E. Eligible recipient rights and
responsibilities:
(1) At
the time of application or re-certification, the authorized representative must
be identified or confirmed by the applicant or eligible recipient or their
designee.
(2) Information
explaining estate recovery will be furnished to the applicant or eligible
recipient, their personal representative, or designee during the application or
re-certification process. Upon the death of the MAP eligible recipient,
a notice of intent to collect (recovery) letter will be mailed to the eligible
recipient’s personal representative with the total amount of claims paid by MAD
on behalf of the eligible recipient. The
authorized representative must acknowledge receipt of this letter in the manner
prescribed in the letter within 30 calendar days of the date on the letter.
(3) During
the application or re-certification process for] MAP eligibility, the local
county ISD office
will identify the assets of an applicant or the eligible recipient. This includes all real and personal property
which belongs in whole or in part to the applicant or eligible recipient and
the current fair market value of each asset.

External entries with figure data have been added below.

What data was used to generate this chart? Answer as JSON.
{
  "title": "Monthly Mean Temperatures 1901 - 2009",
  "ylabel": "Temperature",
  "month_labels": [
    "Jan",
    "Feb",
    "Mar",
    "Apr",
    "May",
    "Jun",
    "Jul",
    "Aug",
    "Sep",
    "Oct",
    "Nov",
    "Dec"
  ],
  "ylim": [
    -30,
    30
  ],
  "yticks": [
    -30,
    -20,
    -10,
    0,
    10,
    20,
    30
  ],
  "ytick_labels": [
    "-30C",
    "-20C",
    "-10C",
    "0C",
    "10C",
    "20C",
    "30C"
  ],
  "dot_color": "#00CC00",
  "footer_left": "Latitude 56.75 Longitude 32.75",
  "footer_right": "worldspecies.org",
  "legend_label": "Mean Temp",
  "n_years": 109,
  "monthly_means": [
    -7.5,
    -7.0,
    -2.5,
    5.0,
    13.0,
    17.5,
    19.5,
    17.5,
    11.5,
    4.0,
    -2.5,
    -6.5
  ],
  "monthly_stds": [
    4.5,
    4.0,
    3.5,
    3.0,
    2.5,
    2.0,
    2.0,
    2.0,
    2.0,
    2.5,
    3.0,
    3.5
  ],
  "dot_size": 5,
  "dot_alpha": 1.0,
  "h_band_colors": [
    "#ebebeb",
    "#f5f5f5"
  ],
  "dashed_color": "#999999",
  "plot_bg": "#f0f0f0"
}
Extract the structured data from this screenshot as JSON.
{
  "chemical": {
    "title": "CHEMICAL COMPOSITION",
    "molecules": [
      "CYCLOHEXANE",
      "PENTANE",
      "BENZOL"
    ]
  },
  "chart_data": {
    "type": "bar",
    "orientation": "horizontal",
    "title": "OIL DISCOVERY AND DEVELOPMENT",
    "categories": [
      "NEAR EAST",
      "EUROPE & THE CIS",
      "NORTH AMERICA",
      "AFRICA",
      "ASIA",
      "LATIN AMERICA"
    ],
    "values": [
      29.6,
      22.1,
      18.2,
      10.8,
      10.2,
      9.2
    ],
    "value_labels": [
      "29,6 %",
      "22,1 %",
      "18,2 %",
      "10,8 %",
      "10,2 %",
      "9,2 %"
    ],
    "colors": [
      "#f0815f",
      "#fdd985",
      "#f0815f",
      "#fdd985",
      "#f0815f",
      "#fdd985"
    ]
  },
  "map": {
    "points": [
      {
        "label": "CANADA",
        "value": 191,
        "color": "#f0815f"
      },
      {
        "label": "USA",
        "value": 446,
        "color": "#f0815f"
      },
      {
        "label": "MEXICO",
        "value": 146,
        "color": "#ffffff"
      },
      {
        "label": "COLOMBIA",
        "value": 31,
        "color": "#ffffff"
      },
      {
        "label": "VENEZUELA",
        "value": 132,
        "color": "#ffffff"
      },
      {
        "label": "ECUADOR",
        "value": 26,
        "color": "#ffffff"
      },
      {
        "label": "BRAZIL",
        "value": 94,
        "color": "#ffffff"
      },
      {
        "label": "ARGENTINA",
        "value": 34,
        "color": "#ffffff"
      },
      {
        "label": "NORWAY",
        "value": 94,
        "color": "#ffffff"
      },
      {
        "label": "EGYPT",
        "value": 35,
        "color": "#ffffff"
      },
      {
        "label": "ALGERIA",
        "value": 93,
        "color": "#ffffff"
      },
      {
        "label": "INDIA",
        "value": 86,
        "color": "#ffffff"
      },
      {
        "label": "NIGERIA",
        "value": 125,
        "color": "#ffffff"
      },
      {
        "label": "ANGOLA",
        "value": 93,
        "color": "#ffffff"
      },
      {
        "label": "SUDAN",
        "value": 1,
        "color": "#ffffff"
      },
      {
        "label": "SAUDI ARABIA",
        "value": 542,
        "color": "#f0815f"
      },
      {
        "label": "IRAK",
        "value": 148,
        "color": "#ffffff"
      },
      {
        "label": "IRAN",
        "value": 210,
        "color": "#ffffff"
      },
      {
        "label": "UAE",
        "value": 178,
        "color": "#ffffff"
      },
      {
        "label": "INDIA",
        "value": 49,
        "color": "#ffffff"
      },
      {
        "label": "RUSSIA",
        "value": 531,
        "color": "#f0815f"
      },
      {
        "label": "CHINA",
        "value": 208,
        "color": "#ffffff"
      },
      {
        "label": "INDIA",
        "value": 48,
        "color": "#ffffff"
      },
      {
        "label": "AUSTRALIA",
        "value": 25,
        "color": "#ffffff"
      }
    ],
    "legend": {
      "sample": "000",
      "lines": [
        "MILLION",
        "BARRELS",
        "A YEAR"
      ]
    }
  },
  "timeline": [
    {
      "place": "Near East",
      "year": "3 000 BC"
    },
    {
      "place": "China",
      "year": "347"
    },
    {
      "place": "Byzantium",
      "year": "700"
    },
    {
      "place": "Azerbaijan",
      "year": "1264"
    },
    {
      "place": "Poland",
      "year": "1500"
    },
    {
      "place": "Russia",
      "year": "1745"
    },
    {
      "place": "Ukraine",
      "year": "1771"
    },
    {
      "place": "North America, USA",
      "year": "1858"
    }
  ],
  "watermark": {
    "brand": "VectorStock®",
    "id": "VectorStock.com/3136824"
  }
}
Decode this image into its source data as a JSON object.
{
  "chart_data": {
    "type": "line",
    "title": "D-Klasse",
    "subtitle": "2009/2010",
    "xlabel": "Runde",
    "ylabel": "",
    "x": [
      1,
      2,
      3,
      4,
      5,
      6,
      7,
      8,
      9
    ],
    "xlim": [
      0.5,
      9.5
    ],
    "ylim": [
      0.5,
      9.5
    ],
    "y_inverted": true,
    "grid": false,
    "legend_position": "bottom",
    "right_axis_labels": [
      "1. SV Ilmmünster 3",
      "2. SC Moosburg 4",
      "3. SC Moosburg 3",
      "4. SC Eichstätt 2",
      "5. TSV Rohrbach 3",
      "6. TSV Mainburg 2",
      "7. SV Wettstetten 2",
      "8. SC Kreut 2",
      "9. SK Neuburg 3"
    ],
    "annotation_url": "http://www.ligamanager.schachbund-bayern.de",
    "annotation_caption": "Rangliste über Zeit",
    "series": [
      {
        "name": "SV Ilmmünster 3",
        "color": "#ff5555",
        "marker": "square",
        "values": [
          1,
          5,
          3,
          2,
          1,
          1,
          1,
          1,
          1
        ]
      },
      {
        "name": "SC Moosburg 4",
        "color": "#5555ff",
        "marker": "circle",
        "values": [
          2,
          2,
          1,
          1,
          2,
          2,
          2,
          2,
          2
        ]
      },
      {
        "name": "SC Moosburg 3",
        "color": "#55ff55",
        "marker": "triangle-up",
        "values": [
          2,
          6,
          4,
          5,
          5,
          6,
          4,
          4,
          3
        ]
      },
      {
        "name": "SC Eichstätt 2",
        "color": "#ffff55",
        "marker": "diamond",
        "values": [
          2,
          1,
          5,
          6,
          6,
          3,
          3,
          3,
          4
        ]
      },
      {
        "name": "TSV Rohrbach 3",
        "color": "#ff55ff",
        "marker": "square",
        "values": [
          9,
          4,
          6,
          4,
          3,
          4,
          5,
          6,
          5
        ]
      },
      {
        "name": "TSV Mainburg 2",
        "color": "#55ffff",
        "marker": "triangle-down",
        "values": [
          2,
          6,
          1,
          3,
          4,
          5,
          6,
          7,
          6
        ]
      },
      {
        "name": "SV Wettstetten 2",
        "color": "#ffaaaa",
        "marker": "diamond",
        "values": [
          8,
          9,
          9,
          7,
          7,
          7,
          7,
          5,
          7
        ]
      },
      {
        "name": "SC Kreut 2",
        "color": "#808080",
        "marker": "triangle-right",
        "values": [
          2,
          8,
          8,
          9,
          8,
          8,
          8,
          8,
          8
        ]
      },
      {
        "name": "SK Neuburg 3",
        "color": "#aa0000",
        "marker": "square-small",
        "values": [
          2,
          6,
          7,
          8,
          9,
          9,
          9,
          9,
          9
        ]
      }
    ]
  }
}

Any known encumbrances on the asset should be identified at this time by
the applicant or the eligible recipient or their authorized representative.
(4) MAD,
or its designee, will send notice of recovery to the probate court, when
applicable, and to the eligible recipient’s authorized representative or
successor in interest. The notice will
contain the following information:
(a) statement
describing the action MAD, or its designee, intends to
take;
(b) reasons
for the intended action;
(c) statutory
authority for the action;
(d) amount
to be recovered;
(e) opportunity
to apply for the undue hardship waiver;
(f) procedures
for applying for a hardship waiver and the relevant timeframes involved;
(g) explanation
of the eligible recipient’s personal representative's right to request a HCA administrative hearing; and
(h) the
method by which an affected person may obtain a HCA
administrative hearing and the applicable timeframes involved.
(5) Once
notified by MAD, or its designee, of the decision to seek recovery, it is the
responsibility of the eligible recipient's authorized representative or
successor in interest to notify other individuals who would be affected by the
proposed recovery.
(6) The
authorized representative will:
(a) remit
the amount of medical assistance payments to HCA or its designee;
(b) apply
for an undue hardship waiver; (see Paragraph (2) of Subsection F below); or
(c) request
an administrative hearing.
F. Waivers:
(1) For
a general waiver, HCA may compromise, settle, or waive recovery pursuant to the
Medicaid Estate Recovery Act if it deems that such action is in the best
interest of the state or federal government.
(2) Hardship
provision: HCA, or its designee, may waive recovery because recovery would work
an undue hardship on the heirs. The
following are deemed to be causes for hardship:
(a) the
deceased recipient's heir would become eligible for a needs-based assistance
program such as medicaid or temporary assistance to
needy families (TANF) or be put at risk of serious deprivation without the
receipt of the proceeds of the estate;
(b) the
deceased eligible recipient's heir would be able to discontinue reliance on a
needs-based program (such as medicaid or TANF) if they
received the inheritance from the estate;
(c) the
deceased recipient’s assets which are subject to recovery are the sole income
source for the heir;
(d) the
homestead is worth 50 percent or less than the average price of a home in the
county where the home is located based on census data compared to the property
tax value of the home; or
(e) there
are other compelling circumstances as determined by HCA or its designee.
[8.200.430.19 NMAC -
N, 1/1/2014; 8.200.430.19 NMAC - Rn & A, 8.200.430.20 NMAC, 10/15/2014; A,
11/1/2024]
8.200.430.20 [RESERVED]
[8.200.430.20 NMAC - N, 1/1/2014; Repealed, 10/15/2014]
HISTORY OF
8.200.430 NMAC: The material
in this part was derived from that previously filed with the State Records
Center:
8 NMAC 4.MAD.430,
Recipient Policies, Recipient Rights and Responsibilities, filed 12/30/1994.
History of
Repealed Material:
8.200.430 NMAC,
Recipient Rights and Responsibilities, filed 12/13/2000 - Repealed effective 1/1/2014.